Remix.run Logo
phillipcarter 5 hours ago

Maybe it's because I spend a lot of time breaking up tasks beforehand to be highly specific and narrow, but I really don't run into issues like this at all.

A trivial example: whenever CC suggests doing more than one thing in a planning mode, just have it focus on each task and subtask separately, bounding each one by a commit. Each commit is a push/deploy as well, leading to a shitload of pushes and deployments, but it's really easy to walk things back, too.

toenail 4 hours ago | parent | next [-]

I thought everybody does this.. having a model create anything that isn't highly focused only leads to technical debt. I have used models to create complex software, but I do architecture and code reviews, and they are very necessary.

jkingsman 4 hours ago | parent | next [-]

Absolutely. Effective LLM-driven development means you need to adopt the persona of an intern manager with a big corpus of dev experience. Your job is to enforce effective work-plan design, call out corner cases, proactively resolve ambiguity, demand written specs and call out when they're not followed, understand what is and is not within the agent's ability for a single turn (which is evolving fast!), etc.

bityard 4 hours ago | parent | prev | next [-]

The use case that Anthropic pitches to its enterprise customers (my workplace is one) is that you pretty much tell CC what you want to do, then tell it generate a plan, then send it away to execute it. Legitimized vibe-coding, basically.

Of course they do say that you should review/test everything the tool creates, but in most contexts, it's sort of added as an afterthought.

2 hours ago | parent | prev | next [-]
[deleted]
an hour ago | parent | prev [-]
[deleted]
lelanthran 3 hours ago | parent | prev | next [-]

> Maybe it's because I spend a lot of time breaking up tasks beforehand to be highly specific and narrow, but I really don't run into issues like this at all.

I'm looking at the ticket opened, and you can't really be claiming that someone who did such a methodical deep dive into the issue, and presented a ton of supporting context to understand the problem, and further patiently collected evidence for this... does not know how to prompt well.

aforwardslash an hour ago | parent | next [-]

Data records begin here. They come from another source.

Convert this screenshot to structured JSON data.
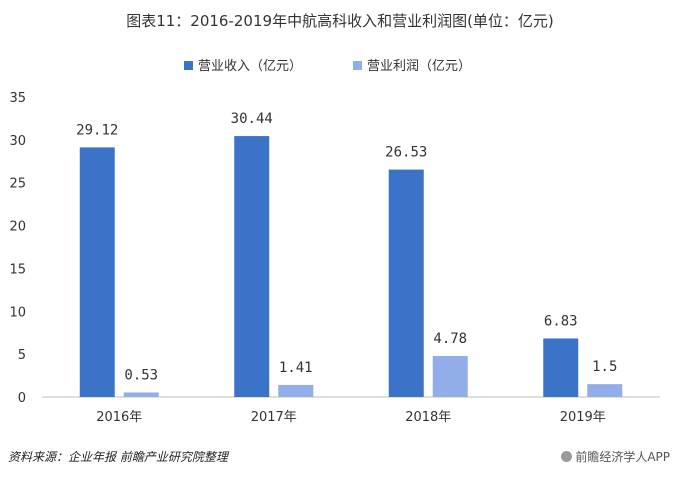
{
  "chart_data": {
    "type": "bar",
    "title": "图表11：2016-2019年中航高科收入和营业利润图(单位：亿元)",
    "categories": [
      "2016年",
      "2017年",
      "2018年",
      "2019年"
    ],
    "series": [
      {
        "name": "营业收入（亿元）",
        "color": "#3a73c8",
        "values": [
          29.12,
          30.44,
          26.53,
          6.83
        ],
        "labels": [
          "29.12",
          "30.44",
          "26.53",
          "6.83"
        ]
      },
      {
        "name": "营业利润（亿元）",
        "color": "#92aee8",
        "values": [
          0.53,
          1.41,
          4.78,
          1.5
        ],
        "labels": [
          "0.53",
          "1.41",
          "4.78",
          "1.5"
        ]
      }
    ],
    "ylim": [
      0,
      35
    ],
    "yticks": [
      "0",
      "5",
      "10",
      "15",
      "20",
      "25",
      "30",
      "35"
    ],
    "grid": false,
    "legend": "top-center"
  },
  "footer": {
    "source": "资料来源：企业年报 前瞻产业研究院整理",
    "brand": "前瞻经济学人APP"
  }
}
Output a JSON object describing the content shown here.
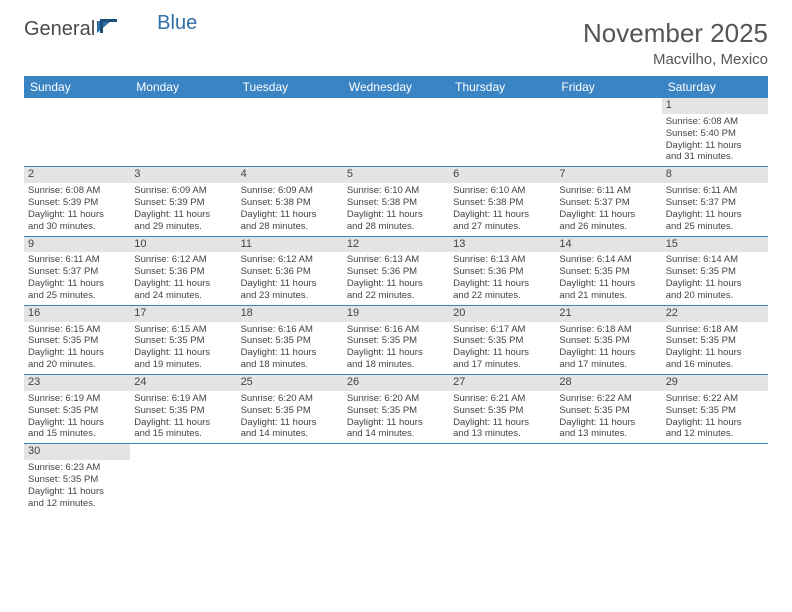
{
  "logo": {
    "text1": "General",
    "text2": "Blue"
  },
  "title": "November 2025",
  "location": "Macvilho, Mexico",
  "colors": {
    "header_bg": "#3b84c4",
    "header_text": "#ffffff",
    "daynum_bg": "#e4e4e4",
    "row_divider": "#3b84c4",
    "logo_gray": "#4a4a4a",
    "logo_blue": "#2f6fa7"
  },
  "weekdays": [
    "Sunday",
    "Monday",
    "Tuesday",
    "Wednesday",
    "Thursday",
    "Friday",
    "Saturday"
  ],
  "weeks": [
    [
      null,
      null,
      null,
      null,
      null,
      null,
      {
        "n": "1",
        "sunrise": "6:08 AM",
        "sunset": "5:40 PM",
        "dh": "11",
        "dm": "31"
      }
    ],
    [
      {
        "n": "2",
        "sunrise": "6:08 AM",
        "sunset": "5:39 PM",
        "dh": "11",
        "dm": "30"
      },
      {
        "n": "3",
        "sunrise": "6:09 AM",
        "sunset": "5:39 PM",
        "dh": "11",
        "dm": "29"
      },
      {
        "n": "4",
        "sunrise": "6:09 AM",
        "sunset": "5:38 PM",
        "dh": "11",
        "dm": "28"
      },
      {
        "n": "5",
        "sunrise": "6:10 AM",
        "sunset": "5:38 PM",
        "dh": "11",
        "dm": "28"
      },
      {
        "n": "6",
        "sunrise": "6:10 AM",
        "sunset": "5:38 PM",
        "dh": "11",
        "dm": "27"
      },
      {
        "n": "7",
        "sunrise": "6:11 AM",
        "sunset": "5:37 PM",
        "dh": "11",
        "dm": "26"
      },
      {
        "n": "8",
        "sunrise": "6:11 AM",
        "sunset": "5:37 PM",
        "dh": "11",
        "dm": "25"
      }
    ],
    [
      {
        "n": "9",
        "sunrise": "6:11 AM",
        "sunset": "5:37 PM",
        "dh": "11",
        "dm": "25"
      },
      {
        "n": "10",
        "sunrise": "6:12 AM",
        "sunset": "5:36 PM",
        "dh": "11",
        "dm": "24"
      },
      {
        "n": "11",
        "sunrise": "6:12 AM",
        "sunset": "5:36 PM",
        "dh": "11",
        "dm": "23"
      },
      {
        "n": "12",
        "sunrise": "6:13 AM",
        "sunset": "5:36 PM",
        "dh": "11",
        "dm": "22"
      },
      {
        "n": "13",
        "sunrise": "6:13 AM",
        "sunset": "5:36 PM",
        "dh": "11",
        "dm": "22"
      },
      {
        "n": "14",
        "sunrise": "6:14 AM",
        "sunset": "5:35 PM",
        "dh": "11",
        "dm": "21"
      },
      {
        "n": "15",
        "sunrise": "6:14 AM",
        "sunset": "5:35 PM",
        "dh": "11",
        "dm": "20"
      }
    ],
    [
      {
        "n": "16",
        "sunrise": "6:15 AM",
        "sunset": "5:35 PM",
        "dh": "11",
        "dm": "20"
      },
      {
        "n": "17",
        "sunrise": "6:15 AM",
        "sunset": "5:35 PM",
        "dh": "11",
        "dm": "19"
      },
      {
        "n": "18",
        "sunrise": "6:16 AM",
        "sunset": "5:35 PM",
        "dh": "11",
        "dm": "18"
      },
      {
        "n": "19",
        "sunrise": "6:16 AM",
        "sunset": "5:35 PM",
        "dh": "11",
        "dm": "18"
      },
      {
        "n": "20",
        "sunrise": "6:17 AM",
        "sunset": "5:35 PM",
        "dh": "11",
        "dm": "17"
      },
      {
        "n": "21",
        "sunrise": "6:18 AM",
        "sunset": "5:35 PM",
        "dh": "11",
        "dm": "17"
      },
      {
        "n": "22",
        "sunrise": "6:18 AM",
        "sunset": "5:35 PM",
        "dh": "11",
        "dm": "16"
      }
    ],
    [
      {
        "n": "23",
        "sunrise": "6:19 AM",
        "sunset": "5:35 PM",
        "dh": "11",
        "dm": "15"
      },
      {
        "n": "24",
        "sunrise": "6:19 AM",
        "sunset": "5:35 PM",
        "dh": "11",
        "dm": "15"
      },
      {
        "n": "25",
        "sunrise": "6:20 AM",
        "sunset": "5:35 PM",
        "dh": "11",
        "dm": "14"
      },
      {
        "n": "26",
        "sunrise": "6:20 AM",
        "sunset": "5:35 PM",
        "dh": "11",
        "dm": "14"
      },
      {
        "n": "27",
        "sunrise": "6:21 AM",
        "sunset": "5:35 PM",
        "dh": "11",
        "dm": "13"
      },
      {
        "n": "28",
        "sunrise": "6:22 AM",
        "sunset": "5:35 PM",
        "dh": "11",
        "dm": "13"
      },
      {
        "n": "29",
        "sunrise": "6:22 AM",
        "sunset": "5:35 PM",
        "dh": "11",
        "dm": "12"
      }
    ],
    [
      {
        "n": "30",
        "sunrise": "6:23 AM",
        "sunset": "5:35 PM",
        "dh": "11",
        "dm": "12"
      },
      null,
      null,
      null,
      null,
      null,
      null
    ]
  ],
  "labels": {
    "sunrise": "Sunrise:",
    "sunset": "Sunset:",
    "daylight_prefix": "Daylight:",
    "hours_word": "hours",
    "and_word": "and",
    "minutes_word": "minutes."
  }
}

Its not about prompting; its about planning and plan reviewing before implementing; I sometimes spend days iterating on specification alone, then creating an implementation roadmap and then finally iterating on the implementation plan before writing a single line of code. Just like any formal development pipeline.

I started doing this a while ago (months) precisely because of issues as described.

On the other hand,analyzing prompts and deviations isnt that complex.. just ask Claude :)

FergusArgyll an hour ago | parent | prev | next [-]

The methodical guy confused visible reasoning traces in the UI with reasoning tokens & used claude to hallucinate a report

phillipcarter 3 hours ago | parent | prev [-]

Sure I can.

itmitica 4 hours ago | parent | prev | next [-]

I noticed a regression in review quality. You can try and break the task all you want, when it's crunch time, it takes a file from Gemini's book and silently quits trying and gets all sycophantic.

jonnycoder 4 hours ago | parent | prev [-]

I do the same but I often find that the subtasks are done in a very lazy way.